In the novel’s second part, the emphasis shifts from death to life. Jeffrey’s life involves a woman named Emma and her adopted Ukranian son. According to his father, Jeffrey has drifted through his life without having lived it. Later in the novel, Jeffrey acknowledges that he has made wasting time a life pursuit. Yet he inspects every minute in his life, counts his strides as he walks. He lives in the moment, as self-help gurus urge us to do, but is that enough? Jeffrey observes the homeless but he cannot image their lives. He interviews for jobs he will never accept. The reader is prompted to wonder whether, in Jeffrey’s case, the difference between life and death is significant. In the grand scheme of things, will Jeffrey’s life (or anyone’s) matter?
Depressing thoughts, yes, but DeLillo always adds humor to his darkness. Zero K is in part a playful novel about the power of language. Jeffrey sees the world in relationship to the words that define it. As a child, he was obsessed with precise definitions, often concocting his own, giving substance not just to the word but to the thing the word symbolizes. Like inventing his own names for people, concocting his own definitions is a habit he never lost.
The themes of language and death come together as a character suggests that “we have language to guide us out of dire times.” Perhaps we can defeat death by talking about it. Or perhaps we can assure that our consciousness will persist after our bodies die if we “follow our words bodily into the future tense.” As a novelist, it may be DeLillo’s hope that words live on even after the body dies.

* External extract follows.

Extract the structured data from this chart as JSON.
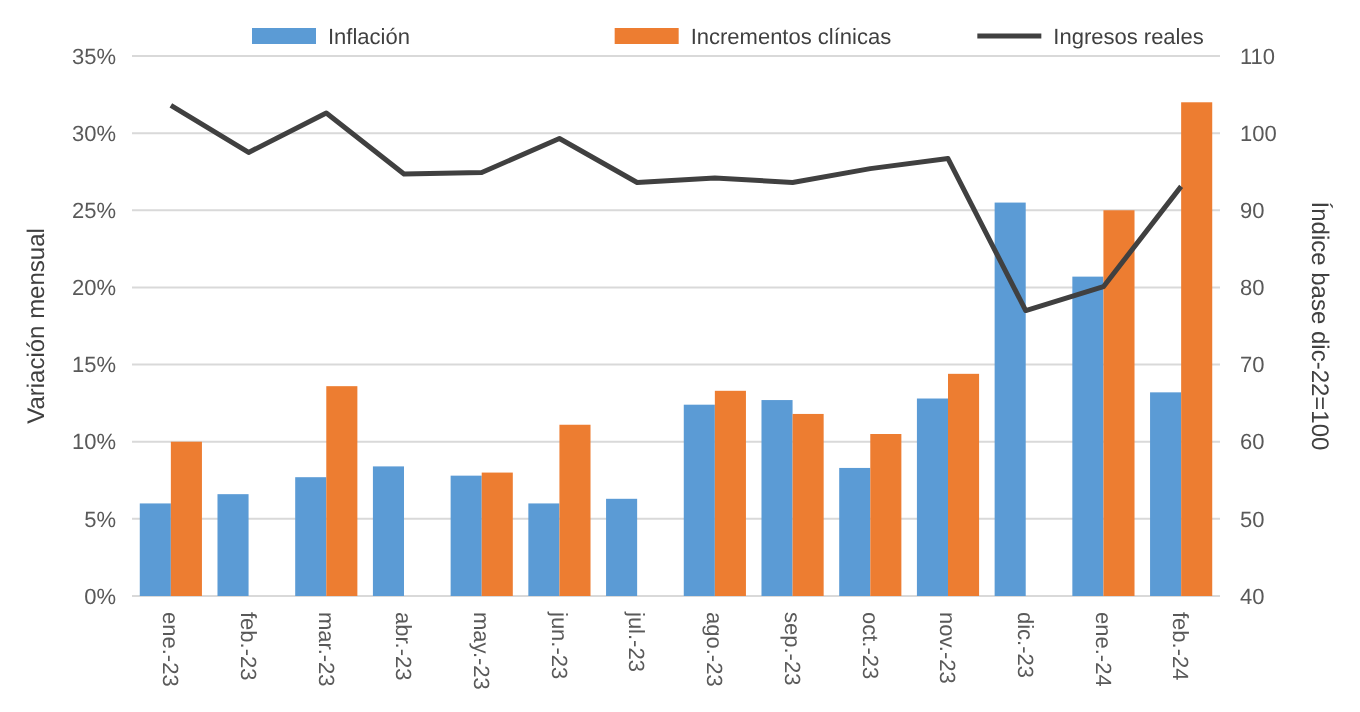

The new universe that Artis will enter (Jeffrey is told) will have its own language, the language of truth, free from metaphor and ambiguity, something akin to the language of mathematics. Yet as she approaches or enters death, Artis is a being “made of words.” She does not know what the words mean but she feels they are important. What is time? What is now? What is place? “What does it mean to be who I am?” That is life’s fundamental question and, if it is unanswerable, DeLillo at least has fun exploring it.
Zero K doesn’t cohere as well as I might have liked, but neither does life. I have admired other DeLillo novels more than this one, but I suspect that this is a novel that improves with a second reading. Maybe I'll give it one if I live long enough.